Patrick, que segundo Catarina Martins é também “um exemplo masculino para a maioria dos jovens do bairro”, reconheceu que o projeto tem tido sucesso ao nível das aprendizagens de mecânica, com alguns miúdos, “que antes não sabiam rigorosamente nada e hoje em dia conseguem desmontar e voltar a montar a bicicleta, se fica assim tão afinada ou não é secundário”, confidenciou.
“Eles sentem-se capazes de, têm essa noção e isso é um dos motes aqui também da Cicloficina”, concluiu.
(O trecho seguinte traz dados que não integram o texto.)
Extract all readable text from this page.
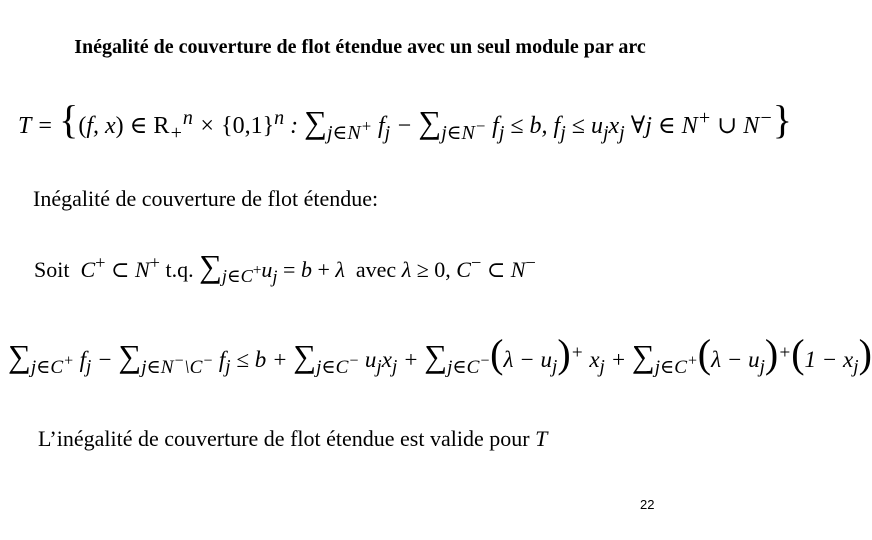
Inégalité de couverture de flot étendue avec un seul module par arc
T = {(f, x) ∈ $R_+^n \times \{0,1\}^n$ : $\sum_{j\in N^+}$ $f_j - \sum_{j\in N^-}$ $f_j \le b$, $f_j \le u_jx_j$ ∀j ∈ N+ ∪ N−}
Inégalité de couverture de flot étendue:
Soit  C+ ⊂ N+ t.q. $\sum_{j\in C^+}u_j = b + \lambda$  avec λ ≥ 0, C− ⊂ N−
$\sum_{j\in C^+}$ $f_j - \sum_{j\in N^-\backslash C^-}$ $f_j \le b + \sum_{j\in C^-}$ $u_jx_j + \sum_{j\in C^-}(\lambda - u_j)^+$ $x_j + \sum_{j\in C^+}(\lambda - u_j)^+(1 - x_j)$
L’inégalité de couverture de flot étendue est valide pour T
22
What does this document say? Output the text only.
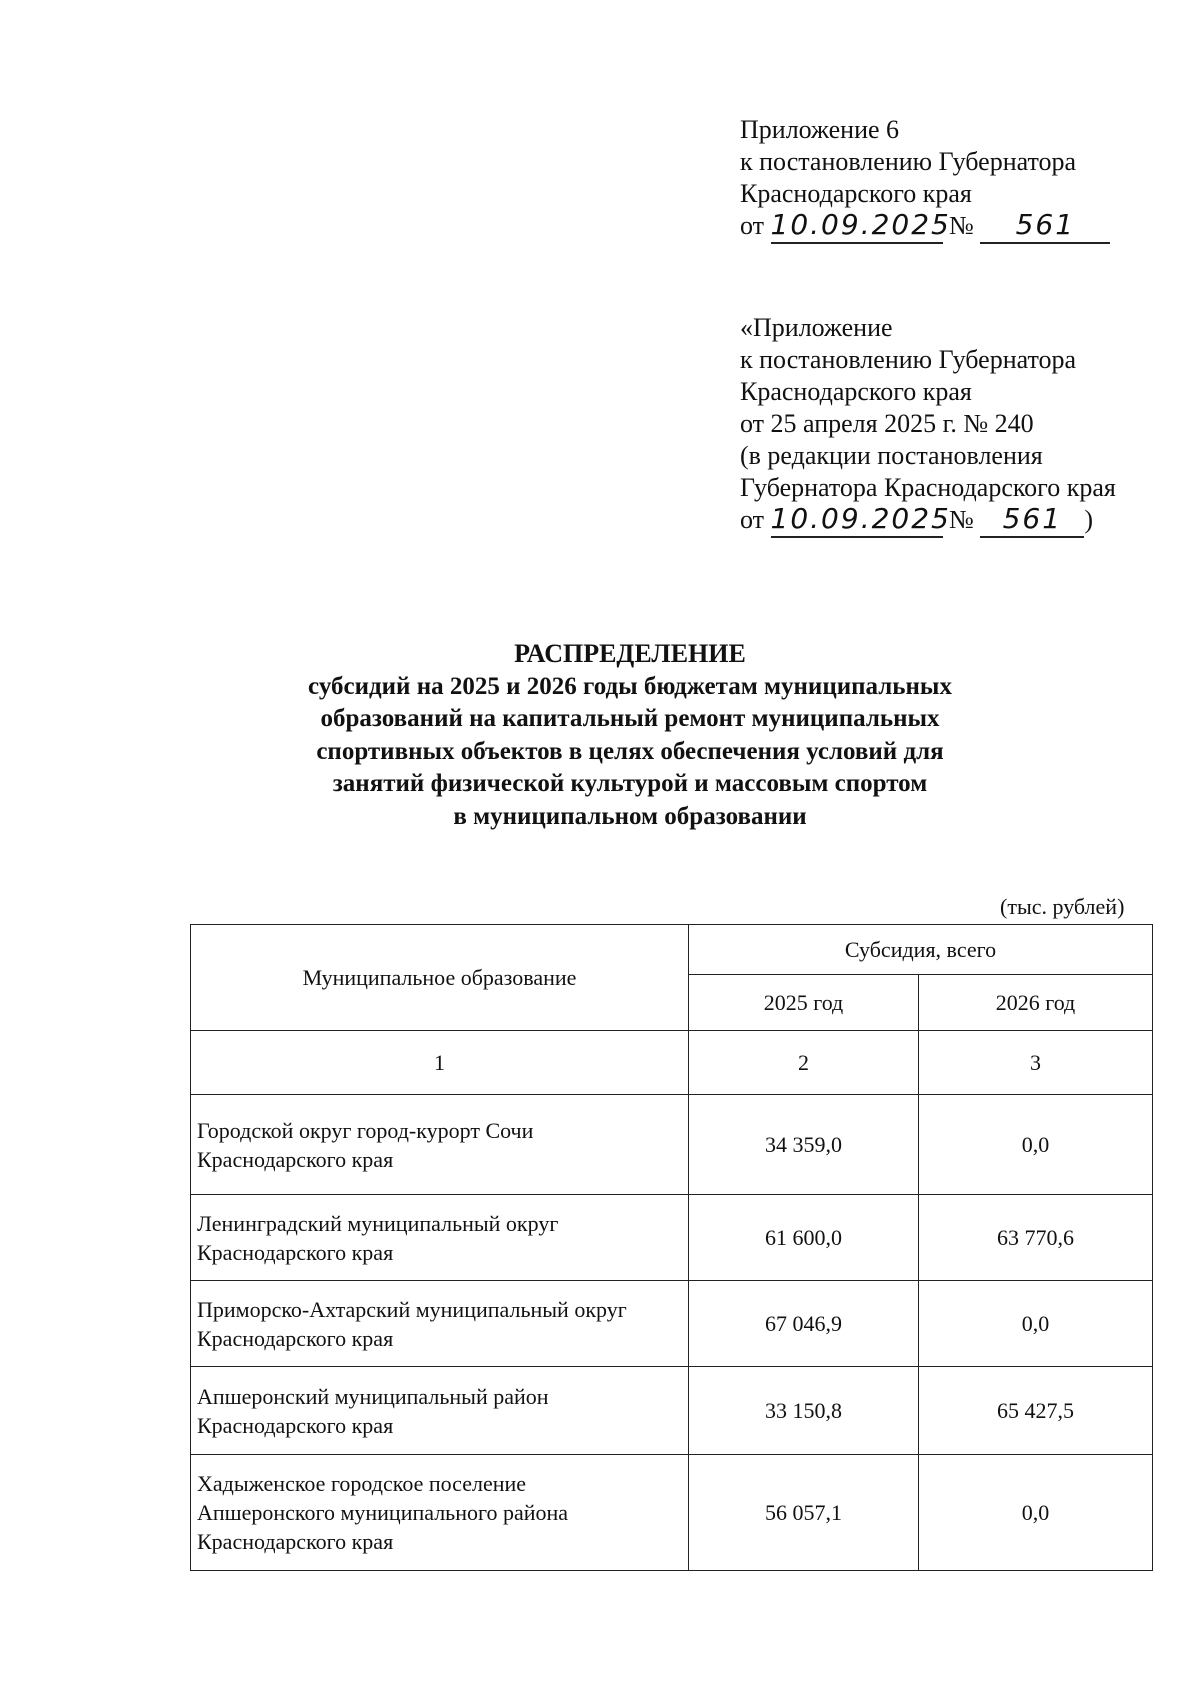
Приложение 6
к постановлению Губернатора
Краснодарского края
от 10.09.2025 № 561
«Приложение
к постановлению Губернатора
Краснодарского края
от 25 апреля 2025 г. № 240
(в редакции постановления
Губернатора Краснодарского края
от 10.09.2025 № 561 )
РАСПРЕДЕЛЕНИЕ
субсидий на 2025 и 2026 годы бюджетам муниципальных
образований на капитальный ремонт муниципальных
спортивных объектов в целях обеспечения условий для
занятий физической культурой и массовым спортом
в муниципальном образовании
(тыс. рублей)
Муниципальное образование	Субсидия, всего	
	2025 год	2026 год
1	2	3
Городской округ город-курорт Сочи
Краснодарского края	34 359,0	0,0
Ленинградский муниципальный округ
Краснодарского края	61 600,0	63 770,6
Приморско-Ахтарский муниципальный округ
Краснодарского края	67 046,9	0,0
Апшеронский муниципальный район
Краснодарского края	33 150,8	65 427,5
Хадыженское городское поселение
Апшеронского муниципального района
Краснодарского края	56 057,1	0,0
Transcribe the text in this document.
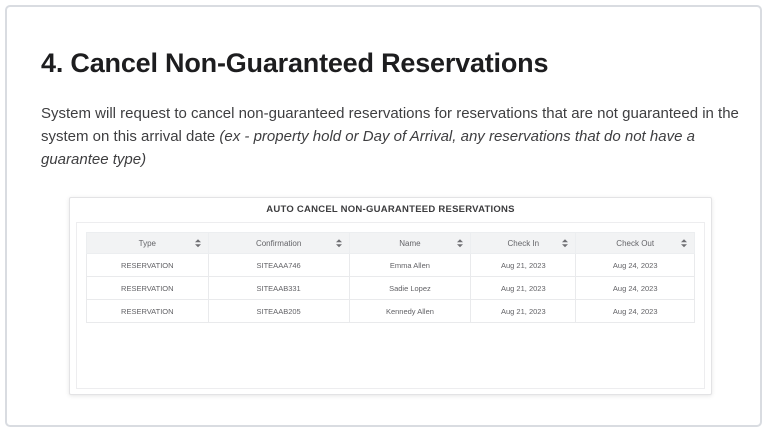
4. Cancel Non-Guaranteed Reservations
System will request to cancel non-guaranteed reservations for reservations that are not guaranteed in the system on this arrival date (ex - property hold or Day of Arrival, any reservations that do not have a guarantee type)
AUTO CANCEL NON-GUARANTEED RESERVATIONS
Type	Confirmation	Name	Check In	Check Out

RESERVATION	SITEAAA746	Emma Allen	Aug 21, 2023	Aug 24, 2023
RESERVATION	SITEAAB331	Sadie Lopez	Aug 21, 2023	Aug 24, 2023
RESERVATION	SITEAAB205	Kennedy Allen	Aug 21, 2023	Aug 24, 2023
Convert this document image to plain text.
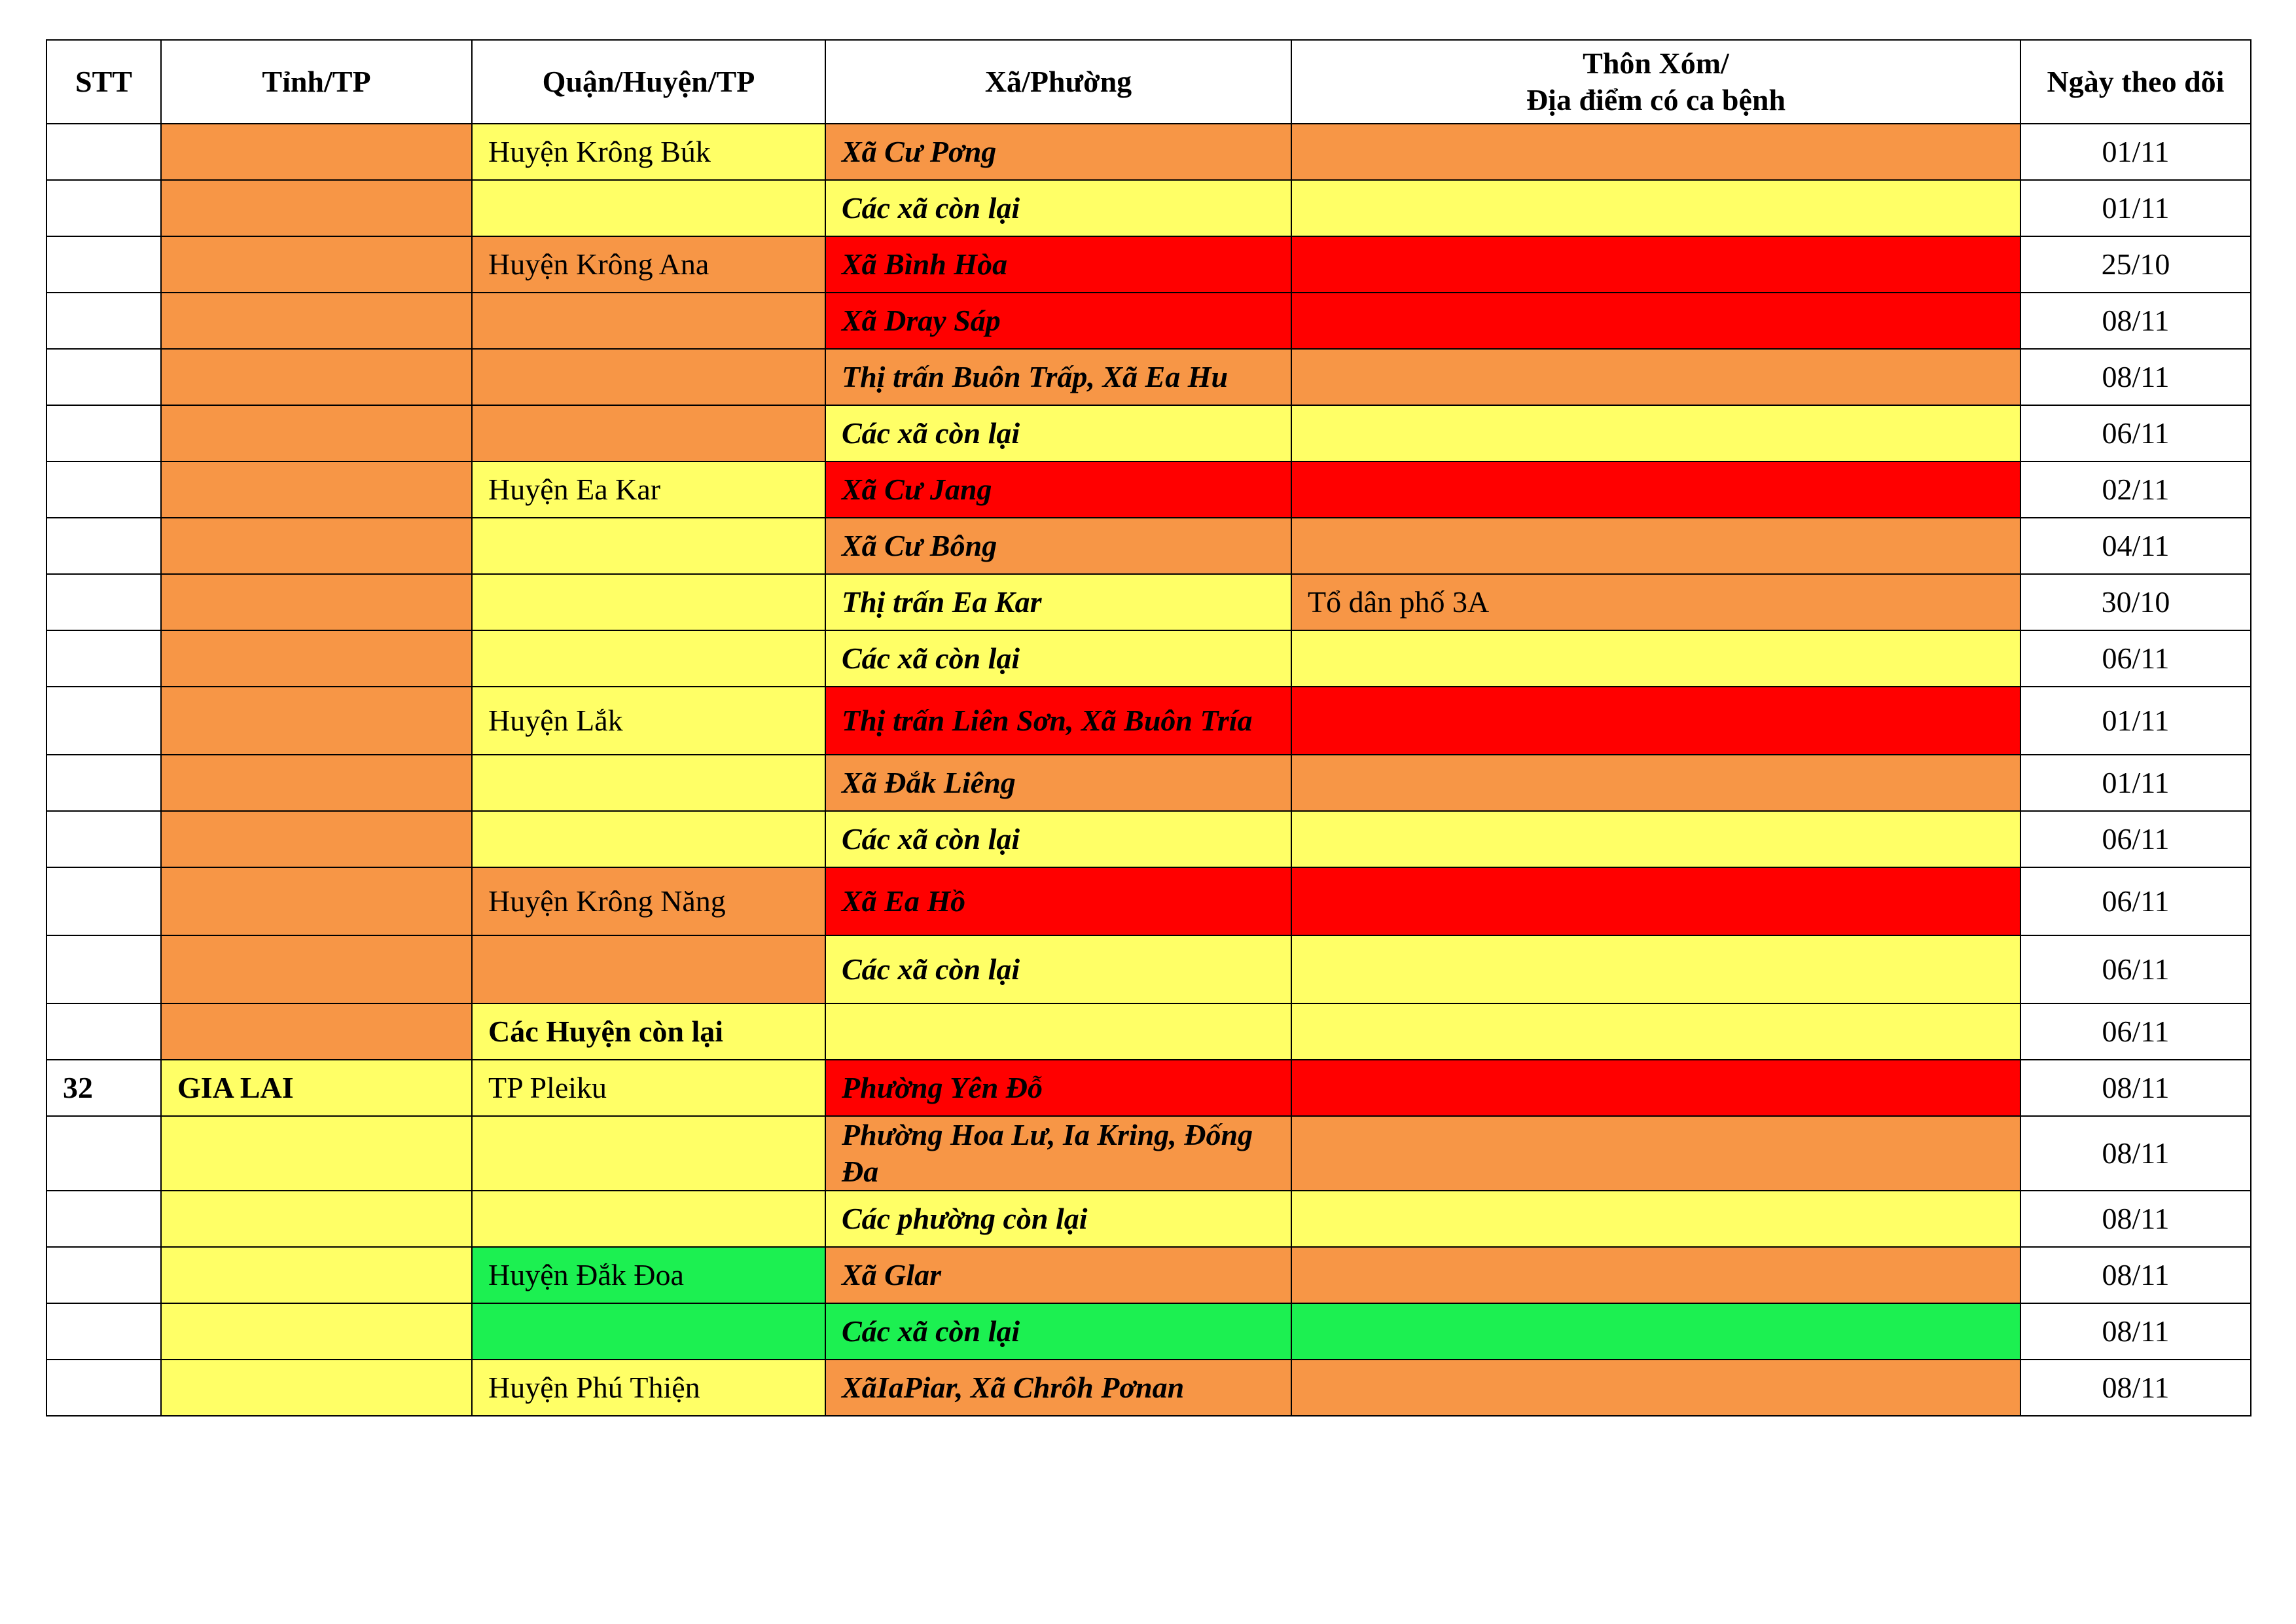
STT	Tỉnh/TP	Quận/Huyện/TP	Xã/Phường	Thôn Xóm/
Địa điểm có ca bệnh	Ngày theo dõi
		Huyện Krông Búk	Xã Cư Pơng		01/11
			Các xã còn lại		01/11
		Huyện Krông Ana	Xã Bình Hòa		25/10
			Xã Dray Sáp		08/11
			Thị trấn Buôn Trấp, Xã Ea Hu		08/11
			Các xã còn lại		06/11
		Huyện Ea Kar	Xã Cư Jang		02/11
			Xã Cư Bông		04/11
			Thị trấn Ea Kar	Tổ dân phố 3A	30/10
			Các xã còn lại		06/11
		Huyện Lắk	Thị trấn Liên Sơn, Xã Buôn Tría		01/11
			Xã Đắk Liêng		01/11
			Các xã còn lại		06/11
		Huyện Krông Năng	Xã Ea Hồ		06/11
			Các xã còn lại		06/11
		Các Huyện còn lại			06/11
32	GIA LAI	TP Pleiku	Phường Yên Đỗ		08/11
			Phường Hoa Lư, Ia Kring, Đống Đa		08/11
			Các phường còn lại		08/11
		Huyện Đắk Đoa	Xã Glar		08/11
			Các xã còn lại		08/11
		Huyện Phú Thiện	XãIaPiar, Xã Chrôh Pơnan		08/11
A propósito das ferramentas que o projeto também dá a estes jovens, Catarina Martins lembrou o caso de um rapaz que já vai na quarta bicicleta montada, graças ao que aprendeu de mecânica com os monitores.
“Já assisti a dinâmicas muito giras, de uns ensinarem os outros como se faz depois de terem perguntado e aprendido”, lembrou Catarina Martins.
Segundo a responsável da cooperativa Drive Impact, que promove projetos de mudança social e impacto ambiental do qual faz parte o Ciclopes, houve um dia que tiveram 80 alugueres (gratuitos) de bicicletas, com jovens a ficar numa fila mais de uma hora, salientando que isso só demonstra o valor do projeto.
Atualmente, o projeto está à procura de apoios, pois funciona com recursos da cooperativa, disse Catarina Martins, apelando igualmente ao donativo de bicicletas.